If responsible investing piques your interest, don’t wait for your financial advisor to discuss it with you in depth. Because you may never own mutual funds or stocks that respect your favorite principles.
Posted at 6:30 am
Although the media has published countless articles on responsible investments and ESG (environmental, social and governance) standards, it is clear where the information does not always go.
A survey conducted by Léger for ÉducÉpargne, the results of which will be released Monday, revealed that 65% of Quebecers who entrust their money to financial professionals have never heard of the subject. At worst, only 9% are eligible for name-appropriate explanations. Climate change is a concern, and while the values of good governance are at the heart of the concerns, this is troubling.
At ÉducÉpargne, an NPO dedicated to the financial education of Quebecers, general manager Louis-Alexandre Lacoste agrees that “a lot of effort needs to be done” on the part of financial institutions to better inform savers. “I get the impression that those who deal with responsible investing don’t have direct contact with clients,” he says.
Avoiding the subject creates a vicious cycle. The less advisers talk about responsible investing, the less interested and curious their clients are about it. At the limit, lack of enthusiasm and promotional efforts can also lead to mistrust.
The silence is even sadder as 53% of Quebec workers say they are very (11%) or somewhat (42%) interested in responsible investment strategies and products, according to EducÉpargne. When it comes to investing, most people lose their appetite.
Professionals justify their complacency mainly due to a lack of information, revealed an Association for Responsible Investment (AIR) report published earlier in the year. “I don’t know much about it” was chosen by 70% of consultants.
The majority is right to avoid the subject. Of the 539 advisors who participated in the study in Canada, only 32 (6%) were able to correctly identify which of the responsible investment statements was correct.
“Furthermore, it appears that some advisers overestimated their knowledge, as nearly one-fifth of advisers who claimed to have an excellent or very good level of knowledge about RI failed to correctly identify one in three true statements,” reports ‘AIR. This is not a guarantee.
Consultants surveyed also expressed some level of concern about greenwashing (Green washing), lack of standards, financial performance, quality of products offered, lack of fund certification etc. Admittedly, these are very legitimate questions.
However, AIR calculates that “50% of investors don’t receive the information their advisors want them to get.”
The EducÉpargne survey revealed significant disparities in Quebecers’ interest in financial products and investment strategies that respect ESG criteria.
In the Montreal area, 63% of respondents would like to know more about this topic.
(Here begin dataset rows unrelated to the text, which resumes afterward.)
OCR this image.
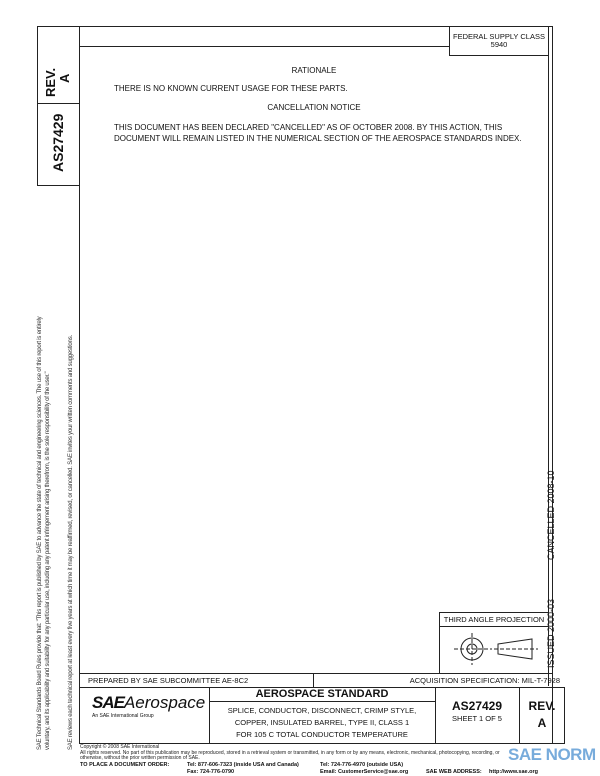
REV.
A
AS27429
FEDERAL SUPPLY CLASS
5940
RATIONALE
THERE IS NO KNOWN CURRENT USAGE FOR THESE PARTS.
CANCELLATION NOTICE
THIS DOCUMENT HAS BEEN DECLARED "CANCELLED" AS OF OCTOBER 2008. BY THIS ACTION, THIS
DOCUMENT WILL REMAIN LISTED IN THE NUMERICAL SECTION OF THE AEROSPACE STANDARDS INDEX.
ISSUED 2000-03
CANCELLED 2008-10
THIRD ANGLE PROJECTION
SAE Technical Standards Board Rules provide that: "This report is published by SAE to advance the state of technical and engineering sciences. The use of this report is entirely voluntary, and its applicability and suitability for any particular use, including any patent infringement arising therefrom, is the sole responsibility of the user."	SAE reviews each technical report at least every five years at which time it may be reaffirmed, revised, or cancelled. SAE invites your written comments and suggestions. PREPARED BY SAE SUBCOMMITTEE AE-8C2	ACQUISITION SPECIFICATION: MIL-T-7928
SAEAerospace
An SAE International Group
AEROSPACE STANDARD
SPLICE, CONDUCTOR, DISCONNECT, CRIMP STYLE,
COPPER, INSULATED BARREL, TYPE II, CLASS 1
FOR 105 C TOTAL CONDUCTOR TEMPERATURE
AS27429
SHEET 1 OF 5
REV.
A
Copyright © 2008 SAE International
All rights reserved. No part of this publication may be reproduced, stored in a retrieval system or transmitted, in any form or by any means, electronic, mechanical, photocopying, recording, or otherwise, without the prior written permission of SAE.
TO PLACE A DOCUMENT ORDER:	Tel: 877-606-7323 (inside USA and Canada)
Fax: 724-776-0790
Tel: 724-776-4970 (outside USA)
Email: CustomerService@sae.org	SAE WEB ADDRESS: http://www.sae.org
SAE NORM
In the Quebec region this rate drops to 34%. Too much gap.
“It is particularly respondents who have a university degree, a mother tongue other than French and those who were not born in Canada who have a significant interest in responsible investments. The profiles of these people mostly live in Montreal,” explains Roxanne Bazinet, director of research at Léger.
As for the ESG acronym, viral ads are essential to its notoriety.
One in four (23%) could figure out the meaning of three letters, even when given the answer choices! And 40% of the respondents did not even dare to choose an answer. These figures show that there is still a long way to go before environmental, social and governance standards are a natural part of conversations.
The issue of returns through responsible investment products should also be clarified once and for all. Roughly speaking, half of Quebecers believe that responsible investments will yield the same or more.
The other half believe the opposite or ignore the answer. Opinions are very divided. However, studies over the years have concluded that considering ESG factors has a neutral or positive impact on returns.
I agree, taking weapons, oil, tobacco or pornography out of your RRSP is not very clear. But efforts are underway to make life easier for savers. Desjardins, for example, summarizes its policy and approach to creating its responsible mutual funds in five short pages.
On the ÉducÉpargne side, we will hold a webinar on the question on September 23, which we promise will allow everyone to understand and ask the right questions. But you still need to get the right answers.